Иван Горбунов - Воспоминания
Вот что мы помним, что мы видели в этой Белой зале.
На последних днях первой недели великого поста входит в залу солидный, высокий мужчина, лет шестидесяти, в черном, наглухо застегнутом сюртуке. Это «благородный отец»[105] из Ярославля.
Половой Гаврила, страстный любитель театра и преданнейший слуга всех актеров, с особенною радостью встречает приезжего гостя.
– Давно изволили пожаловать в нашу столицу?
– Вчера, братец, утром. Был у Иверской. А сегодня к своему угоднику и покровителю зашел.

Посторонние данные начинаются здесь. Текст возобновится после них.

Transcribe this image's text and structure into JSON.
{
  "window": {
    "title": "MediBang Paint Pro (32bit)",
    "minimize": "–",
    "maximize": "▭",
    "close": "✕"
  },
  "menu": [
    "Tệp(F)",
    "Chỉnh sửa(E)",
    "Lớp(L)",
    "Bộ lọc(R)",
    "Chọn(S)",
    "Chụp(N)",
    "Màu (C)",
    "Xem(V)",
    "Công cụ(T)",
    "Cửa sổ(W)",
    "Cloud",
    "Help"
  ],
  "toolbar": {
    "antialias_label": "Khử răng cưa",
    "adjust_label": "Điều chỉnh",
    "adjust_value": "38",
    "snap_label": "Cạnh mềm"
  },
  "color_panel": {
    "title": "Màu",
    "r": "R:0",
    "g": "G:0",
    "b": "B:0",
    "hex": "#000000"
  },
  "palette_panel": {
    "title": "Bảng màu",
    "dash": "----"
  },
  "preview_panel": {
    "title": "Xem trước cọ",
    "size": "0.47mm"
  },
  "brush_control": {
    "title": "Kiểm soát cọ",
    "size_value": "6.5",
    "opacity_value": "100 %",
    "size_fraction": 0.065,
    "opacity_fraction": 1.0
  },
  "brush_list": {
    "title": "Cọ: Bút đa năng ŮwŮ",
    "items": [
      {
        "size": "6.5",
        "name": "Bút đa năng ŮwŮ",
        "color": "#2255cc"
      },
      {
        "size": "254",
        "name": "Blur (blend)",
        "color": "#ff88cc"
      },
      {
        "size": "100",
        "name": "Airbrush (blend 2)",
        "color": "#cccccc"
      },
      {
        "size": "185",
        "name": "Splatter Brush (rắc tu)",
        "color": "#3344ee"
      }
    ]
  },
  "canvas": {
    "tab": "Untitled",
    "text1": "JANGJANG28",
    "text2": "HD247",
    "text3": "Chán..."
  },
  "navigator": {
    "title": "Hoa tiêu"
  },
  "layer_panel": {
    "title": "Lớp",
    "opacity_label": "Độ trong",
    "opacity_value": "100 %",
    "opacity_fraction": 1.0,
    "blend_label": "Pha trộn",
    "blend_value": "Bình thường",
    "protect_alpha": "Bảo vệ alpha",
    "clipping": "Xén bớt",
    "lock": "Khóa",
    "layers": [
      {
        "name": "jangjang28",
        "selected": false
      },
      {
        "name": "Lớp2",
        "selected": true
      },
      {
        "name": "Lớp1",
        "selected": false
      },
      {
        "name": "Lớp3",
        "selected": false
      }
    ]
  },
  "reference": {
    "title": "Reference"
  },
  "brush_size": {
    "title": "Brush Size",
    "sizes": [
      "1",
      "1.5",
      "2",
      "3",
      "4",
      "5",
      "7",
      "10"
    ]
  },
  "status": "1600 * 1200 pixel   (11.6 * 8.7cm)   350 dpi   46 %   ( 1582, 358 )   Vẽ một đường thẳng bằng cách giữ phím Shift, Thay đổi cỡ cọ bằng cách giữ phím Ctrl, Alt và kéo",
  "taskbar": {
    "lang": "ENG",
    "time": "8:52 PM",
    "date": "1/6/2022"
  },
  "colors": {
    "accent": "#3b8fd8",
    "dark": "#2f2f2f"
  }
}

Обласкал, заплакал.
– Кто же это, Тимофей Николаевич?
– Михаил Семенович… Кто же еще.[106]
– Ах, а я и недомекнул… По зиме как-то уху у нас кушали, с каким-то профессором. Чудесный старик… добрый, обходительный… Я, говорит, сам крепостной был, понимаю ваше положение.
– После Павла Степановича[107] два угодника у нас осталось: Михаил Семенович да Пров Михайлович.[108] И к нему сейчас заходил: прилег, говорят, после обеда отдыхает. А у Сергея Васильевича[109] вчера был: сидит, на гитаре играет. Всех обошел… Живокини велел сегодня в Купеческий клуб приходить.
– А где изволили остановиться?
– В Челышах, братец, где же больше-то…
– На что лучше, самое центральное место.
«Челышевские номера» на площади Большого театра были обыкновенным пристанищем заезжих в Москву провинциальных артистов. Удушливый, спертый воздух, полный микробов, видимых невооруженным глазом, отсутствие каких-либо удобств, грязные неосвещенные коридоры, оборванная прислуга составляли специальность этого актерского приюта.
– А что, уж подъезжают наши? Слет еще не начинался?
– Не предвидится, вы первые. Чем прикажете просить?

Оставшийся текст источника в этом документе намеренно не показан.